Researchers from Vanderbilt-Ingram Center have discovered in a randomized clinical trial that magnesium can optimize the levels of vitamin D in patients.

In a study, researchers reported that the intake of magnesium can raise the vitamin D status of patients suffering from deficiency and lower it in patients who have too much of the substance.

The study is part of an ongoing research into the link between vitamin D with colorectal cancer and other serious diseases.

Effects Of Magnesium To Vitamin D Status

"Vitamin D insufficiency is something that has been recognized as a potential health problem on a fairly large scale in the U.S.," said Martha Shrubsole, a research professor from Vanderbilt University. "A lot of people have received recommendations from their health care providers to take vitamin D supplements to increase their levels based upon their blood tests."

However, magnesium deficiency is also a real but under-recognized problem. According to Shrubsole, an estimated 80 percent of American adults do not get their recommended daily magnesium intake.

In a randomized trial, 250 people who are at risk of colorectal cancer based on their risk factors or had precancerous polyps removed in the past were assigned either magnesium doses or placebo based on their baseline dietary intake. Shrubsole clarified that the doses of magnesium used during the trial adhered to the recommended dietary allowance or RDA guidelines set by public health experts.

Qi Dai, Ingram Professor and the lead author of the study, explained that magnesium deficiency shuts down the synthesis and metabolism of vitamin D.

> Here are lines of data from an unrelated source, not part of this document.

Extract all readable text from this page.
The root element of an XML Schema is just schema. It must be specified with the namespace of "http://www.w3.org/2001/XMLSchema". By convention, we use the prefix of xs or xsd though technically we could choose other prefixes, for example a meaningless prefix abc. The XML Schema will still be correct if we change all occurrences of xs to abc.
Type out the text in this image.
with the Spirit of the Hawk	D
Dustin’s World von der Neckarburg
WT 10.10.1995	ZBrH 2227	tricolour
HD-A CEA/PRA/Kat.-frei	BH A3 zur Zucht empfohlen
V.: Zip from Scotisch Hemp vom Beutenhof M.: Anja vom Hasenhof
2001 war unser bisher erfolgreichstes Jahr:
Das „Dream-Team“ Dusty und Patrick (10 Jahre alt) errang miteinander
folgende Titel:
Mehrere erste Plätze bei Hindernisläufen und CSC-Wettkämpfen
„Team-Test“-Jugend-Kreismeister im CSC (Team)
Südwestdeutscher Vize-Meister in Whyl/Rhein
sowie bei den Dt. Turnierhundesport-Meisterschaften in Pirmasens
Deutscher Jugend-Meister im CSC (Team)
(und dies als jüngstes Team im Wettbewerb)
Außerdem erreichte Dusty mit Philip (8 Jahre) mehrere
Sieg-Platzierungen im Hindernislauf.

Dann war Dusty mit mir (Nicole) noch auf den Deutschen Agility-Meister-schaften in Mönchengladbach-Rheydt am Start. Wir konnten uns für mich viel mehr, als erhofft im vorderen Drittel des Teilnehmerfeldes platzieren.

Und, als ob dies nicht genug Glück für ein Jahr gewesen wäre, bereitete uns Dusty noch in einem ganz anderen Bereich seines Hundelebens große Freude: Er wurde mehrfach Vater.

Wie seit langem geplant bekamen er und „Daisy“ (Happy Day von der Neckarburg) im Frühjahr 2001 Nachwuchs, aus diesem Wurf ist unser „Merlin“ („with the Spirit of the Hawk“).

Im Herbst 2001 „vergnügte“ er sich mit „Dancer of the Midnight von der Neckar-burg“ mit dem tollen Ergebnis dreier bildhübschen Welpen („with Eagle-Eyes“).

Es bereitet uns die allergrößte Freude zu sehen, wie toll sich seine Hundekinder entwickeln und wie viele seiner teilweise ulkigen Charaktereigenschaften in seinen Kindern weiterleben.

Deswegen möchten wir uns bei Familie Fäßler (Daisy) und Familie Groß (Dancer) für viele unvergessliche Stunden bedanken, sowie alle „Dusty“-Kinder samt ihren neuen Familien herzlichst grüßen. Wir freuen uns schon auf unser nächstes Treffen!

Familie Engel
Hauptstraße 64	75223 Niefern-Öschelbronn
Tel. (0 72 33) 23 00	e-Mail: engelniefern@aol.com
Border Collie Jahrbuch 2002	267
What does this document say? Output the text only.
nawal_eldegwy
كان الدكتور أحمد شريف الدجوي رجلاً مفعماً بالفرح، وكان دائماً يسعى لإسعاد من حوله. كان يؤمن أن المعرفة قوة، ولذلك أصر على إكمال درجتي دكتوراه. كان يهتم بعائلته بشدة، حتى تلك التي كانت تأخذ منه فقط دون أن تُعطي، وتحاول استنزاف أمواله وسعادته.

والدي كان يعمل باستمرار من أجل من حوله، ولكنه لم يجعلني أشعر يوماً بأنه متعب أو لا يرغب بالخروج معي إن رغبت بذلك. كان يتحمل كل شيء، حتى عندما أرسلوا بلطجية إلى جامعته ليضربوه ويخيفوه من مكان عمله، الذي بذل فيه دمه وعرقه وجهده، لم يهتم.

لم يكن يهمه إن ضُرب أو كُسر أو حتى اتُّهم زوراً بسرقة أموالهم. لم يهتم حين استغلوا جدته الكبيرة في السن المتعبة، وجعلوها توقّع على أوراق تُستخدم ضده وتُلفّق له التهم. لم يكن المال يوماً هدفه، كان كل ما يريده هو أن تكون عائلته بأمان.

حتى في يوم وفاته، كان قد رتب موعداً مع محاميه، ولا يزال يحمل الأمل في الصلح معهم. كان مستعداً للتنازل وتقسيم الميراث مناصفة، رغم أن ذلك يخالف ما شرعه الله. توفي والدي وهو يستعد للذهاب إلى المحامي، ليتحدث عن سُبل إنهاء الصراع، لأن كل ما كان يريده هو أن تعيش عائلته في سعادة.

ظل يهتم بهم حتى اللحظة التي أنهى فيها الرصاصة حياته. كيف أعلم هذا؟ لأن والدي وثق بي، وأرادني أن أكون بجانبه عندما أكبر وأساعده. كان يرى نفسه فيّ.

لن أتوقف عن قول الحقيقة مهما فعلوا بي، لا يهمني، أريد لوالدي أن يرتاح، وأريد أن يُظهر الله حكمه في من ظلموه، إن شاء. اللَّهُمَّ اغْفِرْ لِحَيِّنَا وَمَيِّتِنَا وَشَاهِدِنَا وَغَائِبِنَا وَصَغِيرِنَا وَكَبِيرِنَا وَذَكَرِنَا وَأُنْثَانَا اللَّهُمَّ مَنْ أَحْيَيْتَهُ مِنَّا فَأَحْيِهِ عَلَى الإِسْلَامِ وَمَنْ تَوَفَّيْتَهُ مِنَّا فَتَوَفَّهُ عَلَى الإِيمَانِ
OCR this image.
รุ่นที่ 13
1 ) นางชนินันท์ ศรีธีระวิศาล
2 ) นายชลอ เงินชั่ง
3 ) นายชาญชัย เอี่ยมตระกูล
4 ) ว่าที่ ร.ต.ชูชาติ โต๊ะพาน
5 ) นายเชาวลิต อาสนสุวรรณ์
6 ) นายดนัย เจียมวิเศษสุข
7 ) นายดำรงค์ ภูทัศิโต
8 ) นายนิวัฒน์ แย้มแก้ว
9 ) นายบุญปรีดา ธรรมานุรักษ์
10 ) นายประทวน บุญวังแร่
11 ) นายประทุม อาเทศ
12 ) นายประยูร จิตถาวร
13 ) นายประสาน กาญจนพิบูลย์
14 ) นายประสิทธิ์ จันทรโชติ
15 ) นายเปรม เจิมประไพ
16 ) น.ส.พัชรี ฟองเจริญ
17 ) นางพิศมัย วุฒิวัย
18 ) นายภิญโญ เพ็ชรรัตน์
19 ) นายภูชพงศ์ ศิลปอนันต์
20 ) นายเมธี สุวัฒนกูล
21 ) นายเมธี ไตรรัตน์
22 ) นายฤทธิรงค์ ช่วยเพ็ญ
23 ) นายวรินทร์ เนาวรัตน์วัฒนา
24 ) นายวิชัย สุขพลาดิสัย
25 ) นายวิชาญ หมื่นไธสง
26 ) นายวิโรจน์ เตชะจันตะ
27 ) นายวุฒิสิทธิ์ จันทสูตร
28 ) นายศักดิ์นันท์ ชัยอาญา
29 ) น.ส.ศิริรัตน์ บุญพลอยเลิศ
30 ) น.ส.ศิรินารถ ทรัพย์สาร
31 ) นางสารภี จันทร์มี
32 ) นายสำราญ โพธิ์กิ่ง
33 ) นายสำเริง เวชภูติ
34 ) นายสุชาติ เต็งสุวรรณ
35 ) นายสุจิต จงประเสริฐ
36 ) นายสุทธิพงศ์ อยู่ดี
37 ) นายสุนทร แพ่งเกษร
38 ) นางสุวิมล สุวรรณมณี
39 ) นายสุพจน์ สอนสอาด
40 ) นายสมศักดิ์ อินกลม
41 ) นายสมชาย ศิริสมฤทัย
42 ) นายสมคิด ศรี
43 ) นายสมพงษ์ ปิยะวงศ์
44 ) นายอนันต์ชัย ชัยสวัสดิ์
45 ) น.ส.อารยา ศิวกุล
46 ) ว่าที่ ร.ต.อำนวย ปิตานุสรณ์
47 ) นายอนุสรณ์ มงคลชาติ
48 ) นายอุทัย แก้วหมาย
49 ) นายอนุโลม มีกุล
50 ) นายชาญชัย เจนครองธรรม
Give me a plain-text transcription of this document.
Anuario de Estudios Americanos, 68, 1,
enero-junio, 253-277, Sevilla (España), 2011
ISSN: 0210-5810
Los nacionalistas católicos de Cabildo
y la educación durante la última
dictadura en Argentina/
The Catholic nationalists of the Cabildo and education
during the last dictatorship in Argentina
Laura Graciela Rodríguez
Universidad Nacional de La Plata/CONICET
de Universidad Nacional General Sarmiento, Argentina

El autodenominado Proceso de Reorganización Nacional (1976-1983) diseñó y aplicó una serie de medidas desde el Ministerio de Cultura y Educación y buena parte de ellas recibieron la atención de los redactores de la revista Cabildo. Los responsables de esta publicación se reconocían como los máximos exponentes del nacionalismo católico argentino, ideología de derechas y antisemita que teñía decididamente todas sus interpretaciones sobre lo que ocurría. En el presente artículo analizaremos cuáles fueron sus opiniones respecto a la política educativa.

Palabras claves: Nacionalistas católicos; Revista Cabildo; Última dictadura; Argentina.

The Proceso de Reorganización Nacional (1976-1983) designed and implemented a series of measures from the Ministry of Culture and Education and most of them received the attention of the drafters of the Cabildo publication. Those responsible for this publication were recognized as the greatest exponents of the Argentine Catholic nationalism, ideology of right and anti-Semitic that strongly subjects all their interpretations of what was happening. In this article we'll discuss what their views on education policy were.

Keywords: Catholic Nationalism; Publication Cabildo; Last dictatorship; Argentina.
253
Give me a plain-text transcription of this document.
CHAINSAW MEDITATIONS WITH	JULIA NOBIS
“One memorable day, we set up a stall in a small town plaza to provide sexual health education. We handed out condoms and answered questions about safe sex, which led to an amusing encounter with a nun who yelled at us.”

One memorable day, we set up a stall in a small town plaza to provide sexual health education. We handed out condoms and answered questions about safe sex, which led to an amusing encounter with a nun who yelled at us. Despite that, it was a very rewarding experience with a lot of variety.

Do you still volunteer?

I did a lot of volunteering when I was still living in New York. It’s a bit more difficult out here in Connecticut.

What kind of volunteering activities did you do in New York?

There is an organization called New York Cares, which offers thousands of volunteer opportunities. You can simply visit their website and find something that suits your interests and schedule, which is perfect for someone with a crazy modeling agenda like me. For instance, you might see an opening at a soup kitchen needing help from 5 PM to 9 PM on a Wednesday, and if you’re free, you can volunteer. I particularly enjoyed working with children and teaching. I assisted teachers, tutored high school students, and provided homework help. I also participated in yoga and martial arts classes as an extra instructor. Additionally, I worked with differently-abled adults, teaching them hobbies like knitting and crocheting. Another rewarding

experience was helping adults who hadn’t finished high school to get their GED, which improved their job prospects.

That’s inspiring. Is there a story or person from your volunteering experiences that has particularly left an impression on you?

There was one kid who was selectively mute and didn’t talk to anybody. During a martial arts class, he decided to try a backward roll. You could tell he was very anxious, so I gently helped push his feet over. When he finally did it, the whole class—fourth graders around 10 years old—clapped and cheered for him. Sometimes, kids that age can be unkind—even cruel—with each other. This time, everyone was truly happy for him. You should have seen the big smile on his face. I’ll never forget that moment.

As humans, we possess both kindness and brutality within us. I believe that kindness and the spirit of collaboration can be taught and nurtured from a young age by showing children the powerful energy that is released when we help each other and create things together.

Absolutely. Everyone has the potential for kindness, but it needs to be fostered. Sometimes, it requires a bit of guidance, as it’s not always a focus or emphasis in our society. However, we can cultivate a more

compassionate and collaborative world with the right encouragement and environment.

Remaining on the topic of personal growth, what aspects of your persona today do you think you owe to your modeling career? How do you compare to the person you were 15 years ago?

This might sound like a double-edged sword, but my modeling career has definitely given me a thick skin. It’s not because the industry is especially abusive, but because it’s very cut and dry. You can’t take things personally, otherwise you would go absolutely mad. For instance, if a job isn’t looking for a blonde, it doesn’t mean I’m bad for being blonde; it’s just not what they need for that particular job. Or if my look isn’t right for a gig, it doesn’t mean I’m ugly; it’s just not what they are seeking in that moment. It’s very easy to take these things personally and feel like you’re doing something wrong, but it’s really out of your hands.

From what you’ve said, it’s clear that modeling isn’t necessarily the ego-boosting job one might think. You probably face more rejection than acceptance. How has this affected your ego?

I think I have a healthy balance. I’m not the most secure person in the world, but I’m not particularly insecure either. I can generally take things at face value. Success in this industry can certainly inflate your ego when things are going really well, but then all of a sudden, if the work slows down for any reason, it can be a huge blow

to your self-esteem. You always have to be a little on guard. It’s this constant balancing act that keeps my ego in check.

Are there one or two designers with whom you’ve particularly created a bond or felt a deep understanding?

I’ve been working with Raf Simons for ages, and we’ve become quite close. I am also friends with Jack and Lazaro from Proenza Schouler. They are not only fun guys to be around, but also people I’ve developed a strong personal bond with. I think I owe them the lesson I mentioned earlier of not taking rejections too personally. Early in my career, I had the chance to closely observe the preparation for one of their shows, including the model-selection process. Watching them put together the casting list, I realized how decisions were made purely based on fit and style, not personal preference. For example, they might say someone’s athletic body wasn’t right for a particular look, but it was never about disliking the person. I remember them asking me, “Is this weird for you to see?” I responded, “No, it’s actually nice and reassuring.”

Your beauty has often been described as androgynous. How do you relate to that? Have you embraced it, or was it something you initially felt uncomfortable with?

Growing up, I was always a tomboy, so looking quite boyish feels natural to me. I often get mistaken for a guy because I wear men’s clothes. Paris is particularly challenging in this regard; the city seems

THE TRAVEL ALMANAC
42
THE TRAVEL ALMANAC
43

The curiosity of the researchers on the effects of magnesium when they did not see the level of vitamin D rise in some patients even when they were handed a higher dose of supplements. The research provides the first evidence of the role that magnesium plays in optimizing the levels of vitamin D.

Their findings were published in The American Journal of Clinical Nutrition.

The Role Of Magnesium

According to the National Institute of Health, magnesium regulates muscle and nerve function, blood sugar levels, and blood pressure. An adult man should take around 400-420 mg of magnesium per day. Meanwhile, the daily recommended dosagen for women is 310-320 mg.

Magnesium can naturally be found in legumes, nuts, seeds, whole grains, and green leafy vegetables.